Subject: RE: Choral music in Romania
There are 2 different traditions, as far as I know.
In Transylvania and Banat we sing a simplified music, which was composed by Dimitrie Cuntanu by the 2nd half of the 19th century. It resembles somehow to the Byzantine music, but there is a long way between the 2 of them. Cuntanu wrote all the 8 tones, and also a Liturgy, and some other chants (axions, etc.). This is the music I'm familiar with, and that we generally use here.
In towns generally all churches have a choir, which sing only on Sundays or even on great Feasts, but only for the Liturgy - they use harmonized music (Cuntanu, Sabin Dragoi, Musicescu, Humulescu, Cucu...). The rest of the services are performed by chanters, and some churches even have 2 choirs, for an antiphonic singing. But also there are a some churches that use omophony, and all the church sings at the Liturgy, and we hope this practice will became the rule in our archdiocese.

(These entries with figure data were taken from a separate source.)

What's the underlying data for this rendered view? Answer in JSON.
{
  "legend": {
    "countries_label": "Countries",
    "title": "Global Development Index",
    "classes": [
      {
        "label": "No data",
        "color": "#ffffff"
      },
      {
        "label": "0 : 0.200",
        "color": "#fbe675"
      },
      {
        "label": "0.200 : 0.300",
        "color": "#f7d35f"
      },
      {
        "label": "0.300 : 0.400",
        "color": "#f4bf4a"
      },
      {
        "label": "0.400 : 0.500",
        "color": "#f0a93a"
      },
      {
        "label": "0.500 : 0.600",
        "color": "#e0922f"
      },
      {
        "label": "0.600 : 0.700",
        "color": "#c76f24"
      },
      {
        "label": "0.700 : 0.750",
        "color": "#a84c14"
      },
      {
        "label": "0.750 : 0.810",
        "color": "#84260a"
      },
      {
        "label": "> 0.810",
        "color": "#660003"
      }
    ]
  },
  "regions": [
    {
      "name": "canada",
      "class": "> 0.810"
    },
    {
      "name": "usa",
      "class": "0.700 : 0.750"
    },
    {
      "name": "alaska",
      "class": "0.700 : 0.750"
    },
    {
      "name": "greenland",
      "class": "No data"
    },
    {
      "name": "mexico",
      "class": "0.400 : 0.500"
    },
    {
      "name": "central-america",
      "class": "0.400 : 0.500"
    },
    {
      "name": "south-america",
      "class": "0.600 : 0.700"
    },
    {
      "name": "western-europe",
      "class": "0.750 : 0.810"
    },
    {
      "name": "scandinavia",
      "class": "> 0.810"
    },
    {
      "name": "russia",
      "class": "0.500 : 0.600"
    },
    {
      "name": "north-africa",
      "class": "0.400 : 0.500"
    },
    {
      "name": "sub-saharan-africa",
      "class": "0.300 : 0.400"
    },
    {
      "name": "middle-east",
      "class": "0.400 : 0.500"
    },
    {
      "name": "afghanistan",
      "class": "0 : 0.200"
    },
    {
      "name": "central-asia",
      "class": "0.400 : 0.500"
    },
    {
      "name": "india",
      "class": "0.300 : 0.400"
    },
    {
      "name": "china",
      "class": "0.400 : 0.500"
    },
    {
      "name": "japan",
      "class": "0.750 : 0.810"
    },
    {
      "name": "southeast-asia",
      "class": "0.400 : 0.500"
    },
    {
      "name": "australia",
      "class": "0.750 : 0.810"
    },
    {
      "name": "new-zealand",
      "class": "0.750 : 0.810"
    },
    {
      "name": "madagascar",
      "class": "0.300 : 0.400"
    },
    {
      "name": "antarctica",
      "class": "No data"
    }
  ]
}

But in Moldavia and Muntenia and Dobrogea, the situation is different. They use only Byzantine music. But as far as I know, even there are Sunday choirs for the Liturgy. I believe in that area, the uniform Anastasimatar and a Liturgy books, issued by prof. Lungu is largely known and used.
There was an attempt by the middle of the 20th century to introduce the uniform Anastasimatar and other uniform music books in the entire patrarchate, but this idea failed in Transylvania.
However, in the last years, we started also to use some Byzantine melodies, and they gain popularity, and people starts appreciating them. But we use them generally on a linear notation, not on the Byzantine one.
This is only an abstract. I believe that in reality the situation is more complex.
Subject: Re: Choral music in Romania
I don't believe that it's quite accurate to say that Cuntanu *composed* the chant used in Banat and Transylvania. The title page of his book _Cantarile Bisericesce dupa melodiile celor opt-glasuri_ describes the music as '_culese, puse pe note si arangeate de Dimitrie Cuntanu_' (which being interpreted, ye Anglos, is 'compiled, set in notes, and arranged by D.C.'). And Cuntanu is only one of the compilers of this variety of chant. He noted down the version sung in Sibiu; the chant varies a bit from place to place, as is characteristic of oral-traditional music. In fact, it is noticeably similar to the Serbian _crkveno pojanje_, and must have originated with the latter. Like the pojanje, this sort of chant was recorded and published only in the second half of the nineteenth century, but must be considerably older than that. It came into use for the same reason: training in Byzantine chant could be maintained in an eastern zone including Bulgaria, part at least of modern FYROMacedonia, Wallachia, and Moldavia; but not in a western zone including Serbia, Banat, and Transylvania. So the West developed a simpler variety, Byzantine-based but tranmissible orally. There is a somewhat extensive bibliography of collections of this chant, although most of it is entirely unavailable in North America, alas.